Semoga saat membaca surat ini kamu sudah tersenyum ya, karena Aku ga mau di hari yang indah ini kamu terus bersedih!
Vanka, jalanilah hidup mu dengan senyuman, senyum yang abadi. Karena ketika kamu senang, aku juga akan senang. Jika kamu sedih aku juga akan sedih. Vanka, senyum ya...
Hmmm kamu sudah besar ya sekarang. Tidak terasa waktu berjalan secepat itu tanpa kita sadari, tidak terasa juga sudah banyak kenangan yang telah kita ukir di dunia ini. Tawa, canda, duka, air mata, semua sudah kita lewati bersama. Aku bahagia bisa bersama mu.

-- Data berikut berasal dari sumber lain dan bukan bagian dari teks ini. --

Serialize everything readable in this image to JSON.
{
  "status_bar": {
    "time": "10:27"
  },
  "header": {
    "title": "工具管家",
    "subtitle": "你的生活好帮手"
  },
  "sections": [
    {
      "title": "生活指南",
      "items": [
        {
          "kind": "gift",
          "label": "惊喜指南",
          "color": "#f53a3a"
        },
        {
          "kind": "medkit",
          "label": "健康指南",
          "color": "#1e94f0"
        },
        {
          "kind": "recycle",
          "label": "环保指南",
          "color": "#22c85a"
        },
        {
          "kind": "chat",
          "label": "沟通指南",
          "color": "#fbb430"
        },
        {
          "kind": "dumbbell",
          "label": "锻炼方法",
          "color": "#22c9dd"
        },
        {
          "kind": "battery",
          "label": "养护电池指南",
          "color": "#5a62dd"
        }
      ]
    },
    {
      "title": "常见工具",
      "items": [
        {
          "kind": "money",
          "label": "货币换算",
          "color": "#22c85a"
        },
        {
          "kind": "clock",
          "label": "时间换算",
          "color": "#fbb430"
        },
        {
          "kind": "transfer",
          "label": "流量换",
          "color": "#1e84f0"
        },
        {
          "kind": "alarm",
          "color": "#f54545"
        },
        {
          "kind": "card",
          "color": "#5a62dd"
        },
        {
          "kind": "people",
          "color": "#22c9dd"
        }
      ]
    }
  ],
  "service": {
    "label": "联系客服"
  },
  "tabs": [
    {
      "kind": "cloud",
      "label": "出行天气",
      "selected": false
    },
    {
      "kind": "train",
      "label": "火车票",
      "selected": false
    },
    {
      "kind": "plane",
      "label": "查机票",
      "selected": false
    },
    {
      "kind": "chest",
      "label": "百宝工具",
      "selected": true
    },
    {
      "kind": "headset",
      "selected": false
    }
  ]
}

 Ketika kamu membaca surat ini juga mungkin Aku tidak disana, tapi Aku akan selalu ada di dalam hati mu, dan di tiap senyum mu jika bersama White Prince. Vanka teruslah tersenyum, karena kamu tidak tahu bahwa senyum mu sangatlah indah. Aku sayang kamu!!!!”
     Vanka tersenyum dan membuka kotak yang berisi sebuah kalung, lalu ia tersenyum lagi dan menggenggam kalung itu erat. Tanpa di sadari air mata berlinang di pipi Vanka. Lalu Vanka kembali memeluk White Prince.
     “Vanka, Aku ada disana, di tiap senyum yang terbias di wajah mu...”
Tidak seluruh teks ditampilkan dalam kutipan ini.